You might ask how such a relationship could be called a friendship but what I haven’t revealed yet is that I value Perry’s contrarian opinions above those of most of the other people I know. If I were a Chinese philosopher, I’d say he is the Yin that balances my Yang (don’t go there). If you know me, you know I tend to be manic when I discover something new. If it’s worth doing, it’s worth going all in. Perry tends to provide the counterbalance to that exuberance.
Cynics vs Skeptics
Perry is no cynic. Cynics are people who have seen the glass as half-empty for so long they’ve embraced their own inner negativity. My friend is a skeptic; he’s not as much concerned with whether the glass is half empty or half full as whether the contents of the glass is the Kool-Ade of conformity, the alcohol of escapism, or the coffee of bright-eyed analysis. He is cautious.

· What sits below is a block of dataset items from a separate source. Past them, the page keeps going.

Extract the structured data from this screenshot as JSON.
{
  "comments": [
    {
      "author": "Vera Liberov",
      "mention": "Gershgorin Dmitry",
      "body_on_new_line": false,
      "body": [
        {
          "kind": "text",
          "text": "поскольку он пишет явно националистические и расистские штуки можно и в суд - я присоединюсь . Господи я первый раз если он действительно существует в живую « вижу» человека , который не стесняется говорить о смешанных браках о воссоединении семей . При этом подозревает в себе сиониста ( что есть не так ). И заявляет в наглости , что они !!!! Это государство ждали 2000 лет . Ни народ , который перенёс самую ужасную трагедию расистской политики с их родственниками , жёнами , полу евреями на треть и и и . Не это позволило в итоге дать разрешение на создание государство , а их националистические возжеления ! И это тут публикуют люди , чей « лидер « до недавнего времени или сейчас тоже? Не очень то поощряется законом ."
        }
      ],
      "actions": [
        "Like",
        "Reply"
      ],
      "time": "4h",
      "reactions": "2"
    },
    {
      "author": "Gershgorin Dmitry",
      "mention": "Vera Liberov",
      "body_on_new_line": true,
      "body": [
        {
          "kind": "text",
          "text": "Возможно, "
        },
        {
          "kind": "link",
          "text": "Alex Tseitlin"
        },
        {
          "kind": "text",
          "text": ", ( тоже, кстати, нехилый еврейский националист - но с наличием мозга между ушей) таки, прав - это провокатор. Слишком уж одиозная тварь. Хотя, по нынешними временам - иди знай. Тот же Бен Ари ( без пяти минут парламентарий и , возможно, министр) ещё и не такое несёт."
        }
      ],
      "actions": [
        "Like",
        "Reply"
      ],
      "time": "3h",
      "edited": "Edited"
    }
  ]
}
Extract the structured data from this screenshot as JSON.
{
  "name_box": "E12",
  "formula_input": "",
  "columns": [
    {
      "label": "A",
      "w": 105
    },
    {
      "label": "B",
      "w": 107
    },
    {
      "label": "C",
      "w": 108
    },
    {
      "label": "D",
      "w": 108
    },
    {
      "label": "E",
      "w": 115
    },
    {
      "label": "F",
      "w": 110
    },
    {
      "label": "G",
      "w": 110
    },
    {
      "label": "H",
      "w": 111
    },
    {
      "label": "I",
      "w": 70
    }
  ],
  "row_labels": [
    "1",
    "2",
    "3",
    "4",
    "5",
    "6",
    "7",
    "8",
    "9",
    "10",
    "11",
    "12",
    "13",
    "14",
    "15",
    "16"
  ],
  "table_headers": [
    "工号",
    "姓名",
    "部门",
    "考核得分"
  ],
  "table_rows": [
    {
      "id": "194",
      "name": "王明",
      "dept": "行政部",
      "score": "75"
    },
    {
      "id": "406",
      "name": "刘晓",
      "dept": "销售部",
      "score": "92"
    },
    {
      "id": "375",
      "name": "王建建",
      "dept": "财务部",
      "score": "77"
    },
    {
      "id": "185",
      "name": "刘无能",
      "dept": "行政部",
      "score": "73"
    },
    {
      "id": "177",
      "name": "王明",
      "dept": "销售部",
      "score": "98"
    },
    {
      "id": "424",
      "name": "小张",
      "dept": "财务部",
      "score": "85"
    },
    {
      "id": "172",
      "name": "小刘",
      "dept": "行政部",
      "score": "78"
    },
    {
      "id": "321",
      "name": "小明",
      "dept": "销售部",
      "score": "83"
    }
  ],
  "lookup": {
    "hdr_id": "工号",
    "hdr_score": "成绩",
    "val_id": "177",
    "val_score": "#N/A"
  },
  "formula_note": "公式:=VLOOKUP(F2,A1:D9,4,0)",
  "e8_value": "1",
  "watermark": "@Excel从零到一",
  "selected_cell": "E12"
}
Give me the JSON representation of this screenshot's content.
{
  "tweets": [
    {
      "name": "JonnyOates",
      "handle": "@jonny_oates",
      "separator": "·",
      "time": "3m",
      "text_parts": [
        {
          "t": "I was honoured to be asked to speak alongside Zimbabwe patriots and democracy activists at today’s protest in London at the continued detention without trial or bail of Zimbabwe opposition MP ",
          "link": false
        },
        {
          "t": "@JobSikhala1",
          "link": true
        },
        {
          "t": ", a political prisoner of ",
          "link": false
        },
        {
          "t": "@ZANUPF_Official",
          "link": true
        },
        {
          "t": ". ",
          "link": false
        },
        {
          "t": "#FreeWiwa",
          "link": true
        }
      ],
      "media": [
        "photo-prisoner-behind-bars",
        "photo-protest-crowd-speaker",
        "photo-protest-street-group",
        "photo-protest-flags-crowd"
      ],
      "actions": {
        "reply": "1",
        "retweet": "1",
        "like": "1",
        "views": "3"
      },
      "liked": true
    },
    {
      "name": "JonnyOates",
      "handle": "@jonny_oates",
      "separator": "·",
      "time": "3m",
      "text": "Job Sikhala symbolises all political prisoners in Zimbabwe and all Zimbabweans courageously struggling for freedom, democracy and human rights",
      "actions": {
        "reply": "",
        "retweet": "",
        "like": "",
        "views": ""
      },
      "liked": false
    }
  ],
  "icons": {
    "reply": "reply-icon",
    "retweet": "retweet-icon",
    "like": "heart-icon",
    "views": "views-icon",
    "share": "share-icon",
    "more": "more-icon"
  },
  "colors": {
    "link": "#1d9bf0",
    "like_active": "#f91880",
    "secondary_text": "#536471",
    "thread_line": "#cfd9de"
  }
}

As a top executive with a major fast-food conglomerate, he saw a LOT of decisions being made and he grew suspicious of the motives behind those decisions. It shouldn’t surprise you that Perry escaped that environment, and today, he runs his own financial planning company.
When you stop to think about it, who could possibly be a better financial advisor than a skeptic. If you’re going to trust someone with your investments, they darn-well need to be an asker of hard questions. In fact, if your financial planner is one of those hyper-positive, “We’re gonna kill it” types, you better investigate whether he/she got their credentials from the Madoff school of finance.
Business and the Art of Self-Help
I read a lot of books (actually, I listen to them on Audible) and at least half of those books are business leadership books. In one of our discussion groups, Perry the skeptic suggested that those books all follow the same formula of providing five (always five) principles for managing relationships — singularly for the purpose of getting more out of other people, whether they be employees or friends.
Needless to say, the pro-self-help me thought Perry was off his rocker — that is until I started mentally reviewing all the books I’d gone through over the previous year. As much as it pains me to admit, my friend was nearly one hundred percent correct. Ninety-eight percent of those books that preached being good to others — and especially those that delved into personality types — all came down to psychological manipulation in order to assure a more profitable outcome. That even applied to many of the books that used palatable terminology like “Servant Leadership”.
It’s a People Issue
In the final analysis, I have to admit that there is something broken deep inside every one of us. We are all, at our core, committed to “self-help”, even at the expense of others. That point was driven home to me recently when I attended a meeting of volunteers for a local non-profit. Our job as volunteers is to help integrate newcomers into large group meetings and introduce them to other attendees.
When the question of improving our odds of success came up, the discussion turned immediately to volunteers needing fancier nametags to “make ourselves more visible”. The discussion got out of hand to the point that the leader finally asked in sarcasm, “Do y’all also want sashes with your names and titles on them?” Sadly, some people thought that would really be cool. In less than ninety seconds, we had moved from servant leadership to self-promotion.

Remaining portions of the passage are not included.